Abaküs Yazılım
15. Hukuk Dairesi
Esas No: 2016/6544
Karar No: 2018/1237
Karar Tarihi: 29.03.2018

Yargıtay 15. Hukuk Dairesi 2016/6544 Esas 2018/1237 Karar Sayılı İlamı

15. Hukuk Dairesi         2016/6544 E.  ,  2018/1237 K.

    "İçtihat Metni"

    Mahkemesi :Asliye Hukuk Mahkemesi

    Yukarıda tarih ve numarası yazılı hükmün temyizen tetkiki taraf vekillerince istenmiş ve temyiz dilekçelerinin süresi içinde verildiği anlaşılmış olmakla dosyadaki kağıtlar okundu gereği konuşulup düşünüldü:
    - K A R A R -
    Davacı iş sahibi, davalı ise yüklenicidir. Dava, davalı yüklenicinin eser sözleşmesinden kaynaklı alacak için başlattığı icra takibine karşı, davacı iş sahibince açılan menfi tespit davasıdır.
    Davacı iş sahibi davasında; davalı yüklenici ile 27.06.2012 tarihinde ... ilçesi, cadde, sokak ve kapı numaralı levhaların imâli üzerine anlaştıklarını, yüklenicinin gönderdiği malzemelerin bir kısmının uygun bulunarak teslim alındığını bir kısmının ise eksik veya uygun olmadığı gerekçesiyle iade edildiğini, eksikliklerin tamamlanması için yükleniciye 1 ay süre verildiğini ancak yüklenicinin teslim alınan malların bedelinin ödenmesi karşılığında işin sonlandırılmasını kabul ettiğini, alınan mal bedelinin 66.920,16 TL olduğunu, yükleniciye 10.253,43 TL ödeme yapıldığını ancak yüklenicinin 97.973,86 TL bedelli fatura düzenlediğini bunun hukuka aykırı olduğunu yüklenici şirkete 41.973,86 TL borçlu olmadıklarının tespitini talep etmiştir.
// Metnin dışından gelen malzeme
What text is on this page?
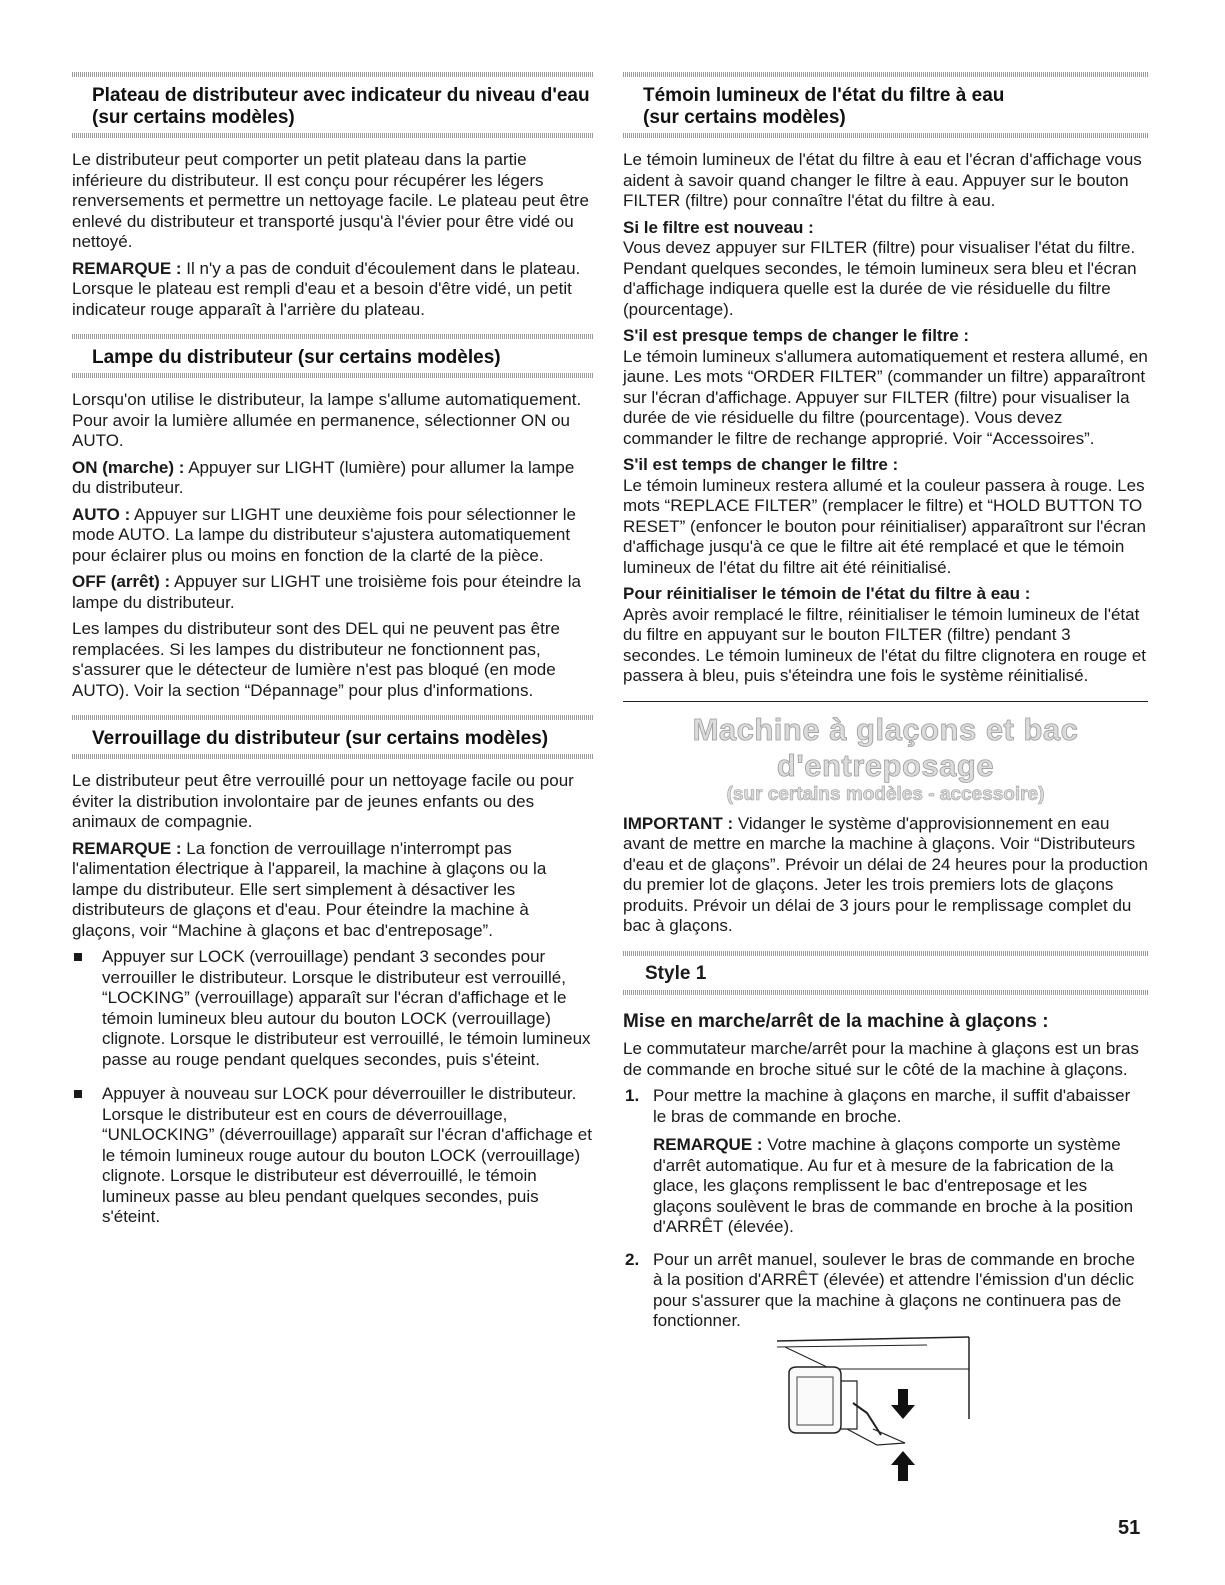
Plateau de distributeur avec indicateur du niveau d'eau
(sur certains modèles)

Le distributeur peut comporter un petit plateau dans la partie inférieure du distributeur. Il est conçu pour récupérer les légers renversements et permettre un nettoyage facile. Le plateau peut être enlevé du distributeur et transporté jusqu'à l'évier pour être vidé ou nettoyé.

REMARQUE : Il n'y a pas de conduit d'écoulement dans le plateau. Lorsque le plateau est rempli d'eau et a besoin d'être vidé, un petit indicateur rouge apparaît à l'arrière du plateau.

Lampe du distributeur (sur certains modèles)

Lorsqu'on utilise le distributeur, la lampe s'allume automatiquement. Pour avoir la lumière allumée en permanence, sélectionner ON ou AUTO.

ON (marche) : Appuyer sur LIGHT (lumière) pour allumer la lampe du distributeur.

AUTO : Appuyer sur LIGHT une deuxième fois pour sélectionner le mode AUTO. La lampe du distributeur s'ajustera automatiquement pour éclairer plus ou moins en fonction de la clarté de la pièce.

OFF (arrêt) : Appuyer sur LIGHT une troisième fois pour éteindre la lampe du distributeur.

Les lampes du distributeur sont des DEL qui ne peuvent pas être remplacées. Si les lampes du distributeur ne fonctionnent pas, s'assurer que le détecteur de lumière n'est pas bloqué (en mode AUTO). Voir la section “Dépannage” pour plus d'informations.

Verrouillage du distributeur (sur certains modèles)

Le distributeur peut être verrouillé pour un nettoyage facile ou pour éviter la distribution involontaire par de jeunes enfants ou des animaux de compagnie.

REMARQUE : La fonction de verrouillage n'interrompt pas l'alimentation électrique à l'appareil, la machine à glaçons ou la lampe du distributeur. Elle sert simplement à désactiver les distributeurs de glaçons et d'eau. Pour éteindre la machine à glaçons, voir “Machine à glaçons et bac d'entreposage”.

Appuyer sur LOCK (verrouillage) pendant 3 secondes pour verrouiller le distributeur. Lorsque le distributeur est verrouillé, “LOCKING” (verrouillage) apparaît sur l'écran d'affichage et le témoin lumineux bleu autour du bouton LOCK (verrouillage) clignote. Lorsque le distributeur est verrouillé, le témoin lumineux passe au rouge pendant quelques secondes, puis s'éteint.
Appuyer à nouveau sur LOCK pour déverrouiller le distributeur. Lorsque le distributeur est en cours de déverrouillage, “UNLOCKING” (déverrouillage) apparaît sur l'écran d'affichage et le témoin lumineux rouge autour du bouton LOCK (verrouillage) clignote. Lorsque le distributeur est déverrouillé, le témoin lumineux passe au bleu pendant quelques secondes, puis s'éteint.
Témoin lumineux de l'état du filtre à eau
(sur certains modèles)

Le témoin lumineux de l'état du filtre à eau et l'écran d'affichage vous aident à savoir quand changer le filtre à eau. Appuyer sur le bouton FILTER (filtre) pour connaître l'état du filtre à eau.

Si le filtre est nouveau :

Vous devez appuyer sur FILTER (filtre) pour visualiser l'état du filtre. Pendant quelques secondes, le témoin lumineux sera bleu et l'écran d'affichage indiquera quelle est la durée de vie résiduelle du filtre (pourcentage).

S'il est presque temps de changer le filtre :

Le témoin lumineux s'allumera automatiquement et restera allumé, en jaune. Les mots “ORDER FILTER” (commander un filtre) apparaîtront sur l'écran d'affichage. Appuyer sur FILTER (filtre) pour visualiser la durée de vie résiduelle du filtre (pourcentage). Vous devez commander le filtre de rechange approprié. Voir “Accessoires”.

S'il est temps de changer le filtre :

Le témoin lumineux restera allumé et la couleur passera à rouge. Les mots “REPLACE FILTER” (remplacer le filtre) et “HOLD BUTTON TO RESET” (enfoncer le bouton pour réinitialiser) apparaîtront sur l'écran d'affichage jusqu'à ce que le filtre ait été remplacé et que le témoin lumineux de l'état du filtre ait été réinitialisé.

Pour réinitialiser le témoin de l'état du filtre à eau :

Après avoir remplacé le filtre, réinitialiser le témoin lumineux de l'état du filtre en appuyant sur le bouton FILTER (filtre) pendant 3 secondes. Le témoin lumineux de l'état du filtre clignotera en rouge et passera à bleu, puis s'éteindra une fois le système réinitialisé.

Machine à glaçons et bac d'entreposage
(sur certains modèles - accessoire)

IMPORTANT : Vidanger le système d'approvisionnement en eau avant de mettre en marche la machine à glaçons. Voir “Distributeurs d'eau et de glaçons”. Prévoir un délai de 24 heures pour la production du premier lot de glaçons. Jeter les trois premiers lots de glaçons produits. Prévoir un délai de 3 jours pour le remplissage complet du bac à glaçons.

Style 1
Mise en marche/arrêt de la machine à glaçons :

Le commutateur marche/arrêt pour la machine à glaçons est un bras de commande en broche situé sur le côté de la machine à glaçons.

1. Pour mettre la machine à glaçons en marche, il suffit d'abaisser le bras de commande en broche.

REMARQUE : Votre machine à glaçons comporte un système d'arrêt automatique. Au fur et à mesure de la fabrication de la glace, les glaçons remplissent le bac d'entreposage et les glaçons soulèvent le bras de commande en broche à la position d'ARRÊT (élevée).

2. Pour un arrêt manuel, soulever le bras de commande en broche à la position d'ARRÊT (élevée) et attendre l'émission d'un déclic pour s'assurer que la machine à glaçons ne continuera pas de fonctionner.

51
Davalı yüklenici kararlaştırılan malların eksiksiz teslim edilip fatura kesildiğini savunarak, davanın reddini talep etmiştir
    Mahkemece yapılan yargılamada; taraf beyan ve delilleri değerlendirilerek davanın kısmen kabulüne karar verilmiştir.
    1-Dosyadaki yazılara, kararın dayandığı delillerle yasaya uygun gerektirici nedenlere ve özellikle delillerin takdirinde bir isabetsizlik bulunmamasına göre, davacı vekilinin tüm, davalı vekilinin aşağıdaki bendin kapsamı dışında kalan sair temyiz itirazları yerinde görülmemiş, reddi gerekmiştir.
    2-Mahkemece davanın kısmen kabulüne karar verilerek, davacının 41.288,86 TL borçlu olmadığı belirtilmiş ise de; mahkemenin bu sonuca nasıl vardığı anlaşılamamıştır. Mahkeme kararlarının gerekçesi açık ve denetlenebilir olmalıdır. HGK"nın 24.02.2010 tarihli 2010/1-86 Esas ve 2010/108 Karar sayılı kararında da belirtildiği üzere; "yasanın aradığı anlamda oluşturulacak kararların hüküm fıkralarının açık, anlaşılır, çelişkisiz, uygulanabilir olmasının gerekliliği kadar; kararın gerekçesinin de, sonucu ile tam bir uyum içinde, o davaya konu maddi olguların mahkemece nasıl nitelendirildiğini, kurulan hükmün hangi nedenlere ve hukuksal
    düzenlemelere dayandırıldığını ortaya koyacak; kısaca, maddi olgular ile hüküm arasındaki mantıksal bağlantıyı gösterecek nitelikte olması gerekir. Zira tarafların o dava yönünden, hukuk düzenince hangi nedenle haklı veya haksız görüldüklerini anlayıp değerlendirebilmeleri ve Yargıtay’ın hukuka uygunluk denetimini yapabilmesi için, ortada, usulüne uygun şekilde oluşturulmuş; hükmün hangi nedenle o içerik ve kapsamda verildiğini ayrıntılarıyla gösteren, ifadeleri özenle seçilmiş ve kuşkuya yer vermeyecek açıklıktaki bir gerekçe bölümünün ve buna uyumlu hüküm fıkralarının bulunması zorunludur." Bu unsurları taşımayan bir gerekçe, görünüşte gerekçe olup, yasada belirtilen unsurlara uygun yasayolu denetimini mümkün kılan gerçek anlamda bir gerekçe değildir. Mahkemece verilen karar HMK"nın 297. maddesine aykırı olup yapılacak iş mali müşavir bilirkişi seçilmek suretiyle kabul edilen levha ve malzeme bedellerinin hesaplattırılıp davacının borçlu olmadığı miktar tespit edilmelidir. Bu husus gözetilmeden hüküm kurulması doğru olmamış, kararın bozulması uygun bulunmuştur.
    SONUÇ: Yukarıda 1. bentte açıklanan nedenlerle davacının tüm, davalının sair temyiz itirazlarının reddine, 2. bentte açıklanan nedenlerle kararın temyiz eden davalı yararına BOZULMASINA, fazla alınan temyiz peşin harcının istek halinde temyiz eden davacıya geri verilmesine, ödediği temyiz peşin harcının istek halinde temyiz eden davalıya geri verilmesine, karara karşı tebliğ tarihinden itibaren 15 gün içinde karar düzeltme isteminde bulunulabileceğine 29.03.2018 gününde oybirliğiyle karar verildi.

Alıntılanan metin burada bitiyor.